Wednesday, 25 March 2020

Wherefore art thou, Labour?

It isn't healthy for any democracy not to have a functioning opposition. We are drifting toward a one party state with a petitioner opposition the government can ignore if it so chooses. Meanwhile parliament is making an irrelevance of itself at a time when government failures need to be rapidly identified and addressed. The Labour party, or what's left of it, is not up to this task.

This week, insofar as they have made a noise, it's been bleating about financial support for the self-employed and those in casual employment. All well and good but this is well within their comfort zone, largely conceding the points on Corona containment and mitigation.

In this, we have never needed an effective opposition more than we do now. The government was muddled and slow to react for which there must be an enquiry. Furthermore, the soft-lockdown is clearly not going to be adequate, and though the government is taking measures to increase care capacity the data suggests it's not nearly enough and we need to be ramping up our capabilities now.

Furthermore, as hospitals and clinics start filling up with Corona sufferers, ordinary treatments are going to get bumped. People on cancer medicines be it chemo or gene therapy are going to struggle getting the treatments they need which could add thousands more to the death toll.

Then there's the bigger picture. Various industry individuals and junior ministers have assured us that we can feed the nation. As someone quite well versed in trade issues, I have no faith in any of these reassurances. We need a major mobilisation of logistics and air assets to ensure we can get basic foodstuffs and a rudimentary rationing system ready to roll if the situation deteriorates.

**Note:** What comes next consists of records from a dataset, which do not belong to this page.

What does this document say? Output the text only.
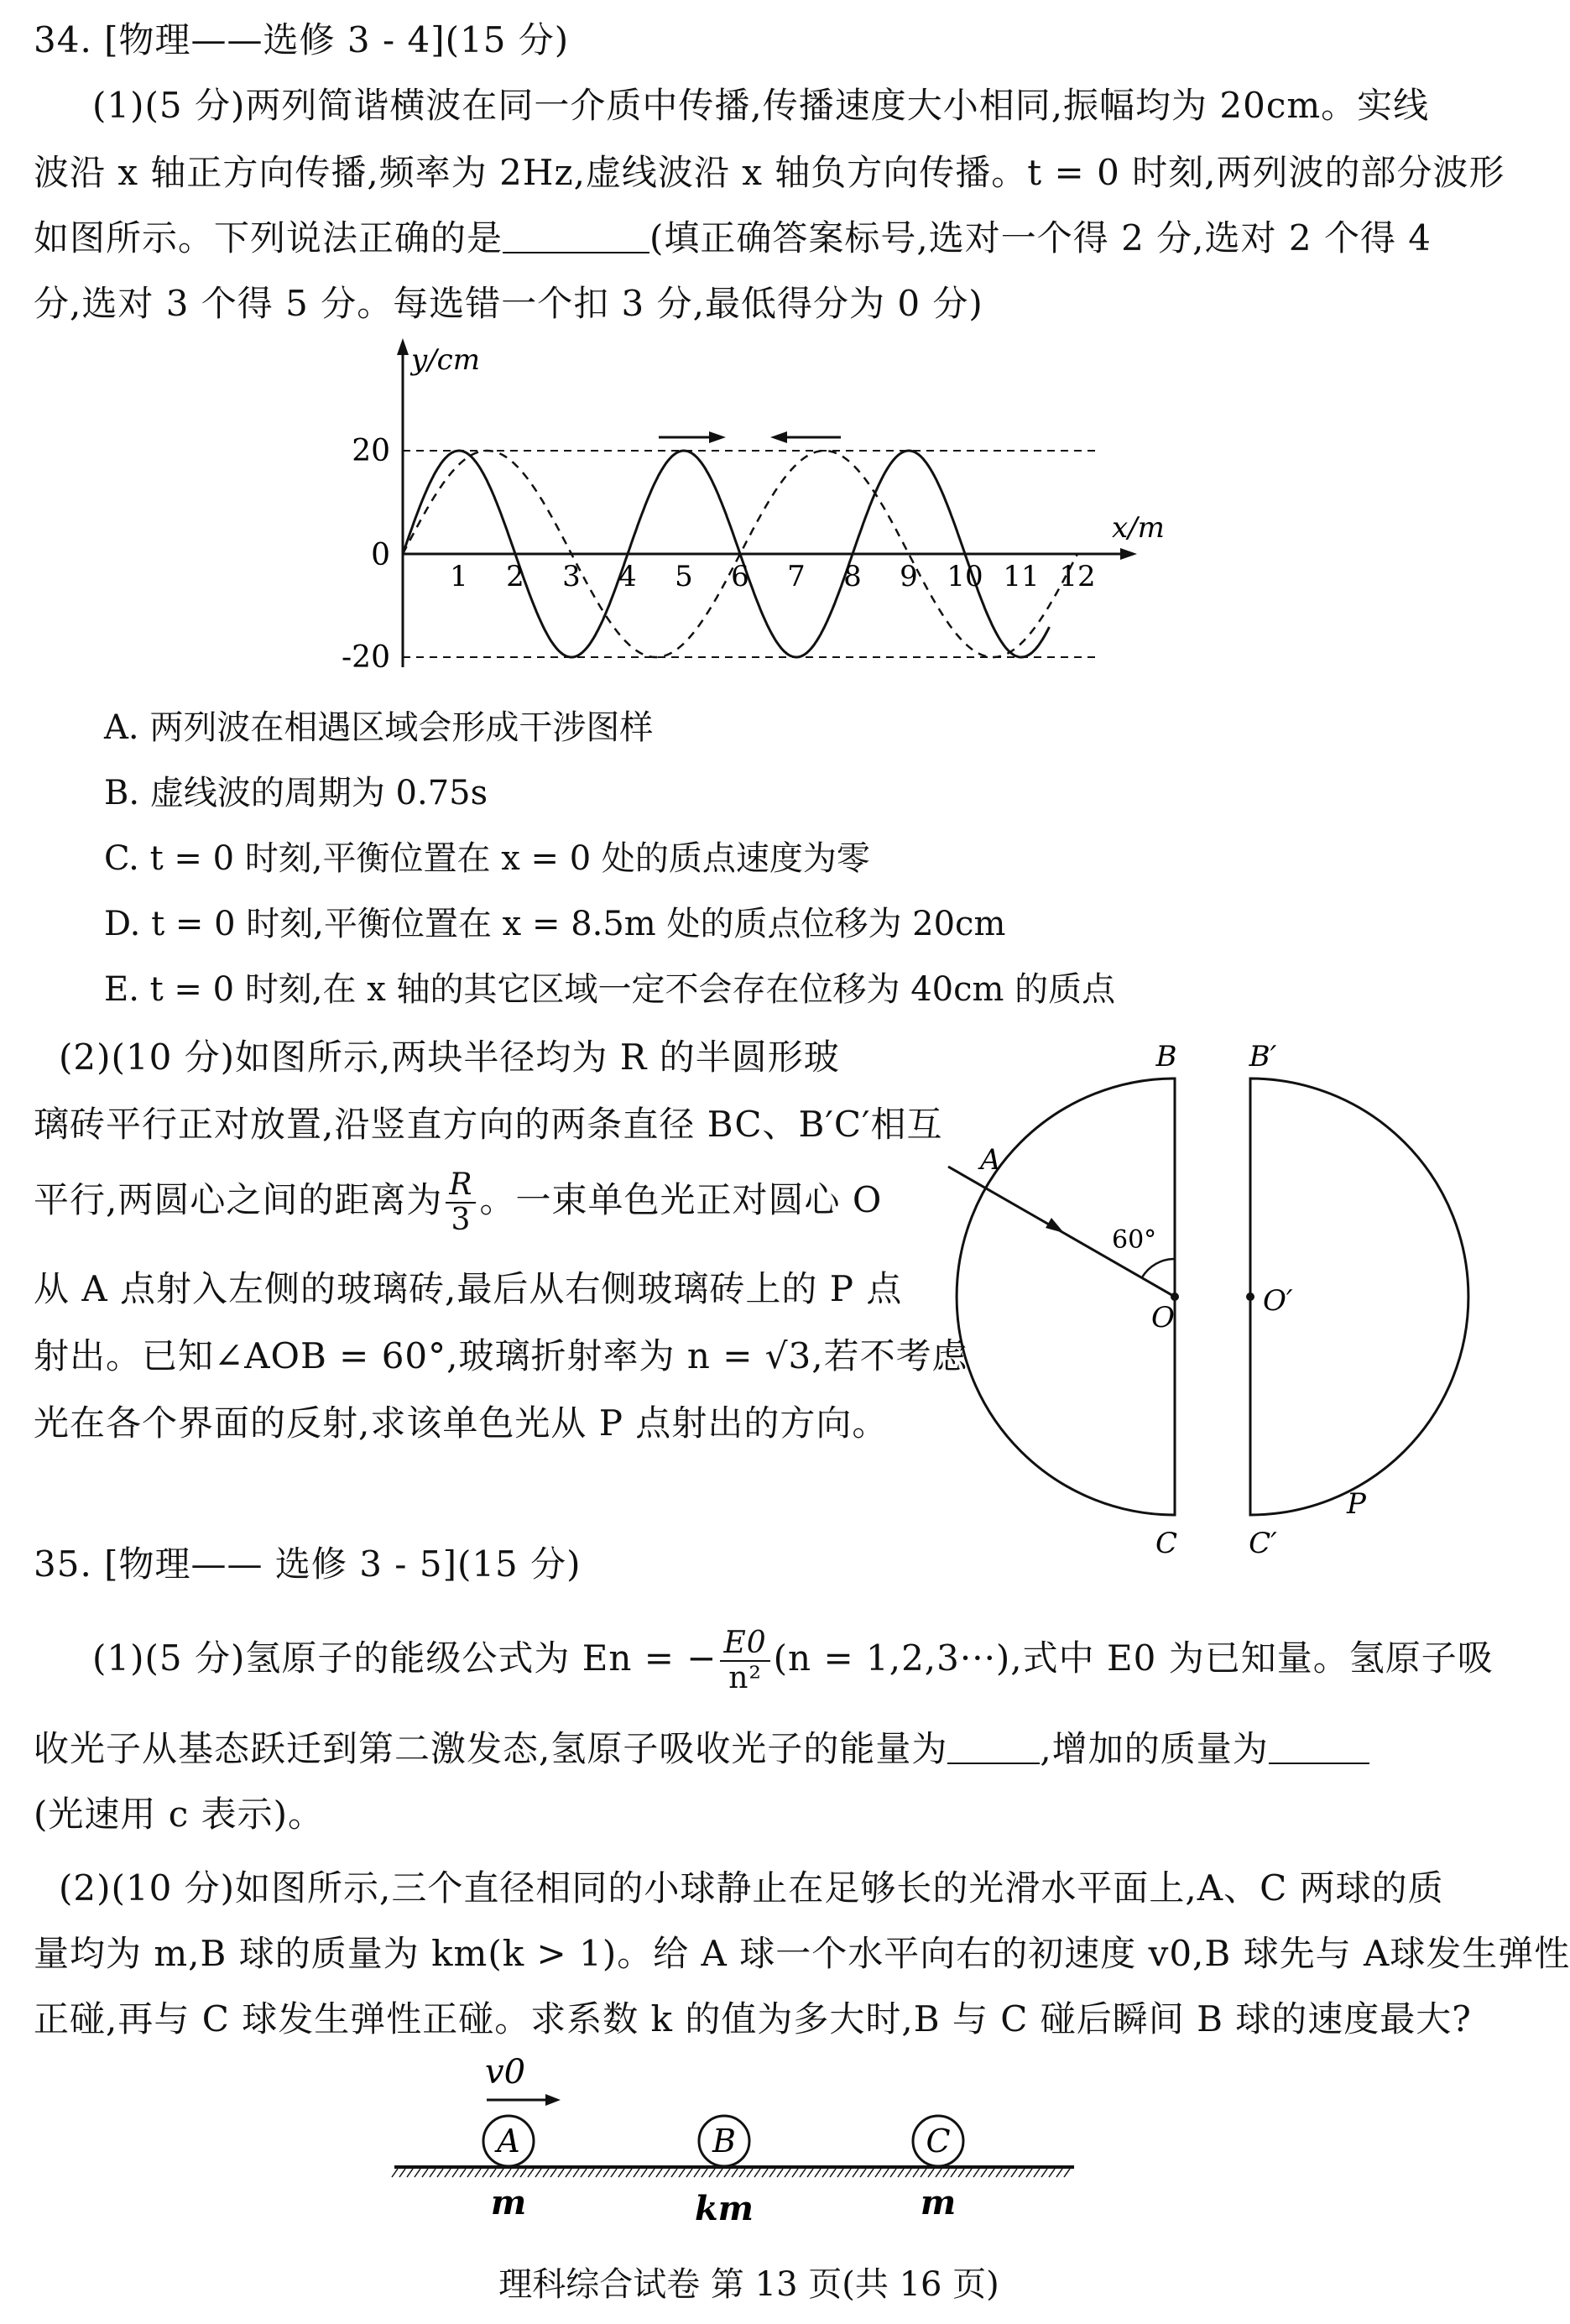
34. [物理——选修 3 - 4](15 分)
(1)(5 分)两列简谐横波在同一介质中传播,传播速度大小相同,振幅均为 20cm。实线
波沿 x 轴正方向传播,频率为 2Hz,虚线波沿 x 轴负方向传播。t = 0 时刻,两列波的部分波形
如图所示。下列说法正确的是	(填正确答案标号,选对一个得 2 分,选对 2 个得 4
分,选对 3 个得 5 分。每选错一个扣 3 分,最低得分为 0 分)
y/cm
x/m
20
0
-20
1 2 3 4 5 6 7 8 9 10 11 12
A. 两列波在相遇区域会形成干涉图样
B. 虚线波的周期为 0.75s
C. t = 0 时刻,平衡位置在 x = 0 处的质点速度为零
D. t = 0 时刻,平衡位置在 x = 8.5m 处的质点位移为 20cm
E. t = 0 时刻,在 x 轴的其它区域一定不会存在位移为 40cm 的质点
(2)(10 分)如图所示,两块半径均为 R 的半圆形玻
璃砖平行正对放置,沿竖直方向的两条直径 BC、B′C′相互
平行,两圆心之间的距离为 $\frac{R}{3}$ 。一束单色光正对圆心 O
从 A 点射入左侧的玻璃砖,最后从右侧玻璃砖上的 P 点
射出。已知∠AOB = 60°,玻璃折射率为 n = √3,若不考虑
光在各个界面的反射,求该单色光从 P 点射出的方向。
B	B′
A
60°
O	O′
C	C′
P
35. [物理—— 选修 3 - 5](15 分)
(1)(5 分)氢原子的能级公式为 En = − $\frac{E0}{\text{n²}} (n = 1,2,3\cdot\cdot\cdot)$,式中 E0 为已知量。氢原子吸
收光子从基态跃迁到第二激发态,氢原子吸收光子的能量为	,增加的质量为
(光速用 c 表示)。
(2)(10 分)如图所示,三个直径相同的小球静止在足够长的光滑水平面上,A、C 两球的质
量均为 m,B 球的质量为 km(k > 1)。给 A 球一个水平向右的初速度 v0,B 球先与 A球发生弹性
正碰,再与 C 球发生弹性正碰。求系数 k 的值为多大时,B 与 C 碰后瞬间 B 球的速度最大?
v0
A	B	C
m	km	m
理科综合试卷 第 13 页(共 16 页)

Then there is the matter of trade negotiations with the EU. It is my view that a rushed FTA with minimal customs cooperation is a serious liability both for our strategic position in the mid term but also our critical supply chains. We need a minimum one year pause so that we can look at this when there is the proper bandwidth for a national debate. This is not something that can be allowed to be railroaded through out of the public eye.

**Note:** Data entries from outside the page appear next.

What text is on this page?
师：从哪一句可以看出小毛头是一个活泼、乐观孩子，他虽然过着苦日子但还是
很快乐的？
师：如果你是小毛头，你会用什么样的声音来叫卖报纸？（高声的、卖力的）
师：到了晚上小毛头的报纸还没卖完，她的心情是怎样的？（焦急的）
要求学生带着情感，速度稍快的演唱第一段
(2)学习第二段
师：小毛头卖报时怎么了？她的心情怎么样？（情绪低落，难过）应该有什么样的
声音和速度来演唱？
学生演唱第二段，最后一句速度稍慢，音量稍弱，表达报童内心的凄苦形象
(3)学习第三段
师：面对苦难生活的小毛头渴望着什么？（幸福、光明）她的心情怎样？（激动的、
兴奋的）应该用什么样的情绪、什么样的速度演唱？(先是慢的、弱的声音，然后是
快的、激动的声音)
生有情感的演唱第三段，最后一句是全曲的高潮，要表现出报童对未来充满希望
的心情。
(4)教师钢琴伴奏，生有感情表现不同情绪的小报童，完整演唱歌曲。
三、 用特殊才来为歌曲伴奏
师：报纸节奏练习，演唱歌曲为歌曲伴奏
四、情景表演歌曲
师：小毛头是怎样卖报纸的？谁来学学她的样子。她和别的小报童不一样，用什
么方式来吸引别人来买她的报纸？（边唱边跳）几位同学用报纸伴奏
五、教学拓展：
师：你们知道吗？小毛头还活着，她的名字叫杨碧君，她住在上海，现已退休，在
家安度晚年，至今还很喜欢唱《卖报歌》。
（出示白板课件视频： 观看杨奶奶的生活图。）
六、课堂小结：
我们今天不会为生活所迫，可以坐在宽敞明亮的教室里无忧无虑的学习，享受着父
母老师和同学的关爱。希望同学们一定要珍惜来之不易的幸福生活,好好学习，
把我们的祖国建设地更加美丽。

Labour seem to have gone for the low hanging fruit - the soft welfare subjects that fall within the remit of a socially focussed NGO/welfare charity, which makes them little more than a pressure group and shows them up as being uninterested in the serious business of statecraft.

As regards to meeting the future challenges of Corona, it is clear we need a renewed and revitalised system of local government capable of acting independently and able to take on the responsibility of containing new outbreak clusters when the lockdown measures are eased. We have seen an impressive and heartwarming response to the call for volunteers. They are going to need training and will need to be deployed effectively and moved around to where they are needed. There is a whole host of questions pertaining to their organisation, welfare, PPE and sustenance. What's the plan?

As to the lockdown itself, there are clear costs and threats to liberty - especially when the curtain twitchers get busy. The police need clear guidelines and a beefed up code of conduct. Enforcement will be difficult when there will be other demands on their time and more pressing urban stresses, not least where there is racial friction and cultural sensitivities to take into account.

This would be a chance for Labour to show that it shares the same concerns as ordinary people but also show that it is capable of governing. Instead we see labour activists bickering among each other over trivialities while largely ineffectual Labour MPs can't wrench themselves out of their comfort zones. Labour has spent the whole time navel gazing, giving Boris Johnson a free pass at a time when basic errors will lead to the needless deaths of thousands. It's time for them to stop dithering and get their act together.